The Sayeret made final weapons checks and lowered their night vision devices as turns onto different streets commenced. They slowed when nearing the primary street and waited for a unique aspect of the assault to start.
A few minutes later, standing near the villa, a guard noticed two women walking down his side of the road. They approached him carrying a box of chocolates. As he started to respond, one pulled a silenced pistol and fired it into his head, just inches away. He slumped over and the assailant swiveled about looking for any sign of being heard. Satisfied, off came the wigs and the male commandoes signaled the rest of the team.
The vehicles gathered enough speed before shutting off their engines to coast in silence quite a distance before stopping in the front of the villa. At once, the commandoes leaped out and split into two groups, one to secure the outside and the other to breach and enter.
Abu Jihad noticed unusual sounds coming from downstairs. He had stayed up late watching news of the Intifada like so many nights before, and walked towards the staircase still in darkness to investigate.
The door burst open. Submachine guns rose upon the figure darkening in the green picture of their NVD’s. A sound similar to birds beating their wings filled the area. Arcs of 9mm casings streamed from ejection ports. Jihad’s body convulsed and twitched against the impacts then slammed backward. Men rushed up and fired more long bursts into his torso, some 70 shots in all. A woman, his wife Umm, appeared in a doorway and started to scream before she was grabbed by one of the Sayeret and secured, along with his young son.
Downstairs, other commandoes entered the basement and killed two men sleeping, a guard and strange enough, a gardener. They swept the room for weapons and documents, and then headed back up to help secure the house and search for more.
It was over in a matter of minutes. The men retreated out the breached door with one of them patting Jihad’s crying son and saying, “Look after your mom.”
Outside, the night remained tranquil and sleepy as the vehicles departed. No one had been alerted and it would not have mattered anyway. All communications from the neighborhood had been cut.

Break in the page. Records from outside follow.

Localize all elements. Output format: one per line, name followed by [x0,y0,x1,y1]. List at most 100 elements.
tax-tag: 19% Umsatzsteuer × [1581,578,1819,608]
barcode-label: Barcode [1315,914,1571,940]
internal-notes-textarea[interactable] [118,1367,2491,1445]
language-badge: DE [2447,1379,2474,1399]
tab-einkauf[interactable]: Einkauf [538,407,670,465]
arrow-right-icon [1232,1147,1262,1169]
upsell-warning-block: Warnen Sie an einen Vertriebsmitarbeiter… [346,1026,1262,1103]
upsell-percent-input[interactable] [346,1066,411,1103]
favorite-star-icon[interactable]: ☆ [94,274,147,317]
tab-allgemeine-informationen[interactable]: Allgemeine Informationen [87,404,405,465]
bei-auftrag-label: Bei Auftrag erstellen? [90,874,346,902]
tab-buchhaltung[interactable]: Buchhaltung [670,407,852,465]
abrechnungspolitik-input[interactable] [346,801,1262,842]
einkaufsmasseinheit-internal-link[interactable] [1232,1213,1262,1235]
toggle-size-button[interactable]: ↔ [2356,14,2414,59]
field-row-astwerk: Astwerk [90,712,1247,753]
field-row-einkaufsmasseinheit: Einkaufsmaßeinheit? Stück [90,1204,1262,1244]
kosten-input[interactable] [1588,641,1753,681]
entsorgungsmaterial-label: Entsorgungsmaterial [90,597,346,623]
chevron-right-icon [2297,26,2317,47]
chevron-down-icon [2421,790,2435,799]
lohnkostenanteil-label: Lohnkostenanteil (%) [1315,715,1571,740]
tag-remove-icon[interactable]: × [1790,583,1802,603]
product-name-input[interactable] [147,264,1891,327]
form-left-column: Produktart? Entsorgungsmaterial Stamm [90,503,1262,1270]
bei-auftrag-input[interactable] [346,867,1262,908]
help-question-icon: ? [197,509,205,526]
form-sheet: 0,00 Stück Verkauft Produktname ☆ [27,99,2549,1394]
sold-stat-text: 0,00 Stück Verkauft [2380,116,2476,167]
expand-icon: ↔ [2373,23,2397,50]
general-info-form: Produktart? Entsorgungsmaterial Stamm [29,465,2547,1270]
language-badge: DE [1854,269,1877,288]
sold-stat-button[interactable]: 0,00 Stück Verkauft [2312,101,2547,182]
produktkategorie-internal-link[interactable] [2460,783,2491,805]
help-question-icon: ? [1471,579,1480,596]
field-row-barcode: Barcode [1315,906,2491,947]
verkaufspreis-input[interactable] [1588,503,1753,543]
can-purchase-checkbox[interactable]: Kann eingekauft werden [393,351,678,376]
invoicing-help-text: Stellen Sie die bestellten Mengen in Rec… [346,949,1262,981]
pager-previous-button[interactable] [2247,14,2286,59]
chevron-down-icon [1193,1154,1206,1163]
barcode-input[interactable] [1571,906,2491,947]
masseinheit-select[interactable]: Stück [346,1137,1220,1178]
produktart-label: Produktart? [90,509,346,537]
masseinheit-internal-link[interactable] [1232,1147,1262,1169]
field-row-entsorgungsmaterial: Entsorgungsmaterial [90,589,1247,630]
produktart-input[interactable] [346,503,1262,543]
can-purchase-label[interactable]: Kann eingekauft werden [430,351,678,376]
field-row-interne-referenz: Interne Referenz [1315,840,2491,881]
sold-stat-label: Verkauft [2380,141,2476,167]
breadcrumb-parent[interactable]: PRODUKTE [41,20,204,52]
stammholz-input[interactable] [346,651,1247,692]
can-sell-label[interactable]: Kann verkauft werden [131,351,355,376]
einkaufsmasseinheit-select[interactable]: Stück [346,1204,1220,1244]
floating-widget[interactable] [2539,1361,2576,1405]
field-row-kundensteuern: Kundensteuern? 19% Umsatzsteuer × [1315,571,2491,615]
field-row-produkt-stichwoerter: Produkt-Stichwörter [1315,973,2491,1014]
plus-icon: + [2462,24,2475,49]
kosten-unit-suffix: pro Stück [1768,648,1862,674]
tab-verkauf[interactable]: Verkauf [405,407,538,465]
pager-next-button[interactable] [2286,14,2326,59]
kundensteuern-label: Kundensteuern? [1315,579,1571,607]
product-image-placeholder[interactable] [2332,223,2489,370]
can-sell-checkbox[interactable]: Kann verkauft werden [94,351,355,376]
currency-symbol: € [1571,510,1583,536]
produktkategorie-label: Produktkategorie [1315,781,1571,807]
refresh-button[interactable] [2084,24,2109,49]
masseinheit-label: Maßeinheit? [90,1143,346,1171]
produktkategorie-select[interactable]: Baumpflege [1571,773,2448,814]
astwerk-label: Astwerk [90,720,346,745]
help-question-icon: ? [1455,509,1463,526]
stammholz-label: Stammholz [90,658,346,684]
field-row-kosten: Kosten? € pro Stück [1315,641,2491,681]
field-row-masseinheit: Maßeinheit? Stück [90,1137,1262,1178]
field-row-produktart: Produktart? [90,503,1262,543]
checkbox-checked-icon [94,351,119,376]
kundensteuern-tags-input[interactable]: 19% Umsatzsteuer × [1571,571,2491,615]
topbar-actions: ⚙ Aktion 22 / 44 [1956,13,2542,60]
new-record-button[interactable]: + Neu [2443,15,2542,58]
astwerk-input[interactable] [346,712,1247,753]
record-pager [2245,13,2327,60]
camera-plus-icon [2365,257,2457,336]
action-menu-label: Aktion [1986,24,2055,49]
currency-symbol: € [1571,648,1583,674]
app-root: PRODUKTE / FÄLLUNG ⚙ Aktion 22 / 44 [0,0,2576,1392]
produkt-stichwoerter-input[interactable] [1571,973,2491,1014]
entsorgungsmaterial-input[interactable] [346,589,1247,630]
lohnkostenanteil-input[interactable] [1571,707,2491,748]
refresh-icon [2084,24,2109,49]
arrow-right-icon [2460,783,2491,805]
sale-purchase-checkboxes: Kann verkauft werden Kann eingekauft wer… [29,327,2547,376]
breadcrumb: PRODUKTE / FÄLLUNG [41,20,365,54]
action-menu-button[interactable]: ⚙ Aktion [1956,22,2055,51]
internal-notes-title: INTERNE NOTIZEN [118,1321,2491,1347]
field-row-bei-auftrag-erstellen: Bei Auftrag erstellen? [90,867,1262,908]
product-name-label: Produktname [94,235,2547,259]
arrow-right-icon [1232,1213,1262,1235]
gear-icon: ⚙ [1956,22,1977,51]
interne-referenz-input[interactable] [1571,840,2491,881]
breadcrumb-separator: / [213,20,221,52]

In a few hours, the commandoes and agents were safe aboard the missile boats speeding back toward Israel. Yaalon sent the codeword for success using Jihad’s designation, “The Boss.” No casualties, not so much as a scratch had been suffered by the attackers, who sipped on glasses of champagne as sounds of a vacant sea rolled underneath them and the first glimpse of dawn colored the bows.
Years later, Nahem Lav, the commando dressed as a woman who killed the guard and later fired into Jihad, said in what might be a fitting epitaph for the man, “I had read every page of the file on him. Abu Jihad was connected to horrific acts against civilians. He was marked for death. I shot him with no hesitation.”